Through our investment selection framework, we select ETFs that meet certain requirements such as liquidity. These ETFs invest in the underlying holdings of the indices that they track. A majority of index providers have already made the decision to remove Russian securities from their indices, deeming them uninvestable. ETF providers will likely follow suit to remove the allocations of their funds to Russia and exit positions when possible. No action is required by Betterment or our clients.

Portfolios may drift due to market fluctuations. Our automated rebalances will therefore realign portfolios back to their target weights by buying underweight positions and selling the overweight ones (buying low, selling high), an important strategy in volatile markets. Our auto-adjust feature creates a glidepath to automatically de-risk your portfolio exposure over time. As you get closer to that major purchase or retirement, you have less exposure to more volatile investments like stocks and more in relatively safer investments like bonds.

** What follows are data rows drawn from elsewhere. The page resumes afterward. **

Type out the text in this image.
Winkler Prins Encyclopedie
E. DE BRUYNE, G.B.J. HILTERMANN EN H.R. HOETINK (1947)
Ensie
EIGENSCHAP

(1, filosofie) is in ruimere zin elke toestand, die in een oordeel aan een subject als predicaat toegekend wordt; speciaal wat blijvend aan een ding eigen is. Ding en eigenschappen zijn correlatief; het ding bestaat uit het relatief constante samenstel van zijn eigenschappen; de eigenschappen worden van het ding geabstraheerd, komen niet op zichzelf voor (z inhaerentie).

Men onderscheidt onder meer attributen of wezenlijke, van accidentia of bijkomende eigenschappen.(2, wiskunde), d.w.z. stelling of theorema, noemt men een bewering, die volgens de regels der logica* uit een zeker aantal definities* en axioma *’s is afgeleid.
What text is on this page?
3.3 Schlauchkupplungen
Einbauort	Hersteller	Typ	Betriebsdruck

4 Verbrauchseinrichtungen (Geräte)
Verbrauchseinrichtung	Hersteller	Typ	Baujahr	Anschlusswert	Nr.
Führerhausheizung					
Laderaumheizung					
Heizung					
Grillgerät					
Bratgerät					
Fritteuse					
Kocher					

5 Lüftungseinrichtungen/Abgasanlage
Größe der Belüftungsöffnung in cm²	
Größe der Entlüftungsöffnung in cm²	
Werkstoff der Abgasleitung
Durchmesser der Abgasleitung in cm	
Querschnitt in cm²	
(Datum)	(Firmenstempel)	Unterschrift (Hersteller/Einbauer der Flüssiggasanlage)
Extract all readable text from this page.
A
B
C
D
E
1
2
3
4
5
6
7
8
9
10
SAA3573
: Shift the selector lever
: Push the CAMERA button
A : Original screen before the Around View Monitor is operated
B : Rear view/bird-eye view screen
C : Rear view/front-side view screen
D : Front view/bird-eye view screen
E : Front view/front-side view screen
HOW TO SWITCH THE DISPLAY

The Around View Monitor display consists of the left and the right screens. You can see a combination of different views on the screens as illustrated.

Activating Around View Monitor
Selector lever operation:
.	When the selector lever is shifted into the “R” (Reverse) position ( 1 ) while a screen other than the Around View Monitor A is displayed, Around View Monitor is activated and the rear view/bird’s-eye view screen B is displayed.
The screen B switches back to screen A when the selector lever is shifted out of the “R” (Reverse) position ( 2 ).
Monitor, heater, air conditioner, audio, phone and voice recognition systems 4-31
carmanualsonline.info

Other strategies include tax loss harvesting and tax-coordination.

What should I do as an investor?

In periods of heightened volatility, do not react to short-term volatility especially with uncertain geopolitical events. The last thing you’d want to do is sell-off in a panic, lock in losses, and miss the opportunity of a market recovery.

This is not the first time we’ve experienced volatility or a crisis, and it certainly will not be the last. We all remember the pandemic, financial crisis, and tech bubble, just to name a few. Market crises, however, have often been followed by double-digit returns a year later. In the onset of the pandemic, markets declined more than 30% only to recover more than 77% a year later. Instead of attempting to time the market, continue to invest regularly to have a dollar cost average experience. Increase your time in the market, investing through the ups and downs.

Betterment’s platform is built with a focus on the long-term. Remember that investing is a marathon, not a sprint. It’s crucial in these moments to practice good financial habits and stay the course amidst uncertainty.